Tais-toi. Tu m’ennuies avec tes raisons. Il n’en est pas moins vrai que j’ai manqué la vache bringée et que je n’en trouverai pas une pareille. Une cotentine ! et bringée ! Et à son second veau !

La mère Thomas.

À qui la faute ? Pourquoi n’as-tu pas appris à lire ?

Le père Thomas.

Tais-toi, je te dis. Ne m’échauffe pas les oreilles… Mettons-nous à table ; il est tard.
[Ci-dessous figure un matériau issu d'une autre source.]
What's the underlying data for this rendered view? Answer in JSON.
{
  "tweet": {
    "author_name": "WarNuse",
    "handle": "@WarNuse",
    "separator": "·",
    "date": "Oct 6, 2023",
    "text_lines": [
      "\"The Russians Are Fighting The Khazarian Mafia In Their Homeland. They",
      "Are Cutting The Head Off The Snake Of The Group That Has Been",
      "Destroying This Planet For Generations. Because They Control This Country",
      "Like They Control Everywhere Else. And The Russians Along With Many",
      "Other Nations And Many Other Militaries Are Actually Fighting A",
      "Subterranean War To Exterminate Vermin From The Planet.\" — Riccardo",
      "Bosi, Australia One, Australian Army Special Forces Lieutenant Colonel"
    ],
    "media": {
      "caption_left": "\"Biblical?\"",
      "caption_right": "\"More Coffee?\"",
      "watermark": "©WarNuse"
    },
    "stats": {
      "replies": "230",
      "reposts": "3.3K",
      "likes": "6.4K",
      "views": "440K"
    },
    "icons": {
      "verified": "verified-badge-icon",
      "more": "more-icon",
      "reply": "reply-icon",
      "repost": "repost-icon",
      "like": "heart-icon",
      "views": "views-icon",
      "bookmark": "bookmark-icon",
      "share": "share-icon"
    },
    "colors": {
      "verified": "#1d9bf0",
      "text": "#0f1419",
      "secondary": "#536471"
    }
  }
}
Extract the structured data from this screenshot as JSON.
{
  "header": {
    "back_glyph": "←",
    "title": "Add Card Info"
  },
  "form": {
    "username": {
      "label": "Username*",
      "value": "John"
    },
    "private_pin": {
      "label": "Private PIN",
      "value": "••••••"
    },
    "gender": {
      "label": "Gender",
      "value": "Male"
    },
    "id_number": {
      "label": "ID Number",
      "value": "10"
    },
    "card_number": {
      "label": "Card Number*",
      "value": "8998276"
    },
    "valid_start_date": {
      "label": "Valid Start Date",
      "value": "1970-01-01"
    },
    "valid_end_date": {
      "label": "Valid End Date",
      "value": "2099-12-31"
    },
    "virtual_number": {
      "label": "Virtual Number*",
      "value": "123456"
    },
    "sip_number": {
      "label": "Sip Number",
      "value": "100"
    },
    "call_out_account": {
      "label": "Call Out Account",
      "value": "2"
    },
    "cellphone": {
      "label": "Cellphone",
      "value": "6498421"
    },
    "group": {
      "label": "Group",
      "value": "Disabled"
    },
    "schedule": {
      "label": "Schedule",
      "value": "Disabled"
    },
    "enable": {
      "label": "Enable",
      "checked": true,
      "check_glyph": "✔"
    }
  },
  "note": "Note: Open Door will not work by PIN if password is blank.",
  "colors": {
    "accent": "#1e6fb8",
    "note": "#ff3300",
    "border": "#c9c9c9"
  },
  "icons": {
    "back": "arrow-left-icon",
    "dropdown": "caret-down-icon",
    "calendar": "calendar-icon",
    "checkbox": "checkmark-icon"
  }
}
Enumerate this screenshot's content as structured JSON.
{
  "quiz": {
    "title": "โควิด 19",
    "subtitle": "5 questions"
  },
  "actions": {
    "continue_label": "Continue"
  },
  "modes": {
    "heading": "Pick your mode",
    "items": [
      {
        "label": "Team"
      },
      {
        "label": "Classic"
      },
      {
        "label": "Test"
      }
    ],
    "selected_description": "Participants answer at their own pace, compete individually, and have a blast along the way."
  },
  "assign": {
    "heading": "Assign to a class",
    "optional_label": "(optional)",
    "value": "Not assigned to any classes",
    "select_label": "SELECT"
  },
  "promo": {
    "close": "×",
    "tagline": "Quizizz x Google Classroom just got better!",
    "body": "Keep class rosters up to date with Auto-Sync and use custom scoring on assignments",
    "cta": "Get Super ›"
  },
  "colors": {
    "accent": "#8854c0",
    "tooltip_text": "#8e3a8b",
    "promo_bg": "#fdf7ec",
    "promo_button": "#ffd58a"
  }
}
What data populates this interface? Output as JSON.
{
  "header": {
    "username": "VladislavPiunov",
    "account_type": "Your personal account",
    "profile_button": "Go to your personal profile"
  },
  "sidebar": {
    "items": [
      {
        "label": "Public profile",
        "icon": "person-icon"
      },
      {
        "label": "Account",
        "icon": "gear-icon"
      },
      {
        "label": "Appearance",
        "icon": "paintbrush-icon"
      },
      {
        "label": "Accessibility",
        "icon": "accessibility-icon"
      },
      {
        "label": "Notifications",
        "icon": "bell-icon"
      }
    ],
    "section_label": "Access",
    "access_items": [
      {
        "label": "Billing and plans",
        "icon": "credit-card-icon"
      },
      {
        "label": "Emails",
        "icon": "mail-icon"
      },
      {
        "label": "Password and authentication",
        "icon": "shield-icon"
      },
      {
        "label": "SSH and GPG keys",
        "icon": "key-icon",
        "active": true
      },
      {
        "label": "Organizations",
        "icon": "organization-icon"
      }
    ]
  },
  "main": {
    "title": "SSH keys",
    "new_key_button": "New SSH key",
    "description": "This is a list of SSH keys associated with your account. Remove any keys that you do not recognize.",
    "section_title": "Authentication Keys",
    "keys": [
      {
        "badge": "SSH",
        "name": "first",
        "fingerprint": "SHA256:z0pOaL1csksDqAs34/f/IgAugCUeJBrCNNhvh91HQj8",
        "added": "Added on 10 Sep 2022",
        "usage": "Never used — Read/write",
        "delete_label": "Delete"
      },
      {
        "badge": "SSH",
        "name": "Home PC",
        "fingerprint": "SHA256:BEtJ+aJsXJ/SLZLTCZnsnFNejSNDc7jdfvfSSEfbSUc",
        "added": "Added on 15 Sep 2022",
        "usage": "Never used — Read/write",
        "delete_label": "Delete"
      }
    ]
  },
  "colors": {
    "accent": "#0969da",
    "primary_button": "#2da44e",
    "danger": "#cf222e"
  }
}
Gaspard, mon garçon, travaille à la maison tant que tu voudras, je ne te querellerai plus.

Gaspard, surpris et enchanté, remercia son père et se sentit heureux comme il ne l’avait pas été depuis deux ans. Le pauvre Lucas pleurait encore.

Le père Thomas.

As-tu bientôt fini, toi, ignorant ? Je ne te pardonnerai pas de sitôt de m’avoir fait manquer la vache bringée.

Le pauvre Lucas voulut répliquer, mais sa mère lui fit signe de se taire pour ne pas augmenter l’irritation injuste du père Thomas. Lucas, un peu consolé par le signe amical de sa mère et par ceux des gens de la ferme, essuya ses yeux et mangea comme les autres. Quand le souper fut fini, le père Thomas sortit de table et alla chez Guillaume pour savoir s’il ne pouvait pas ravoir la vache bringée.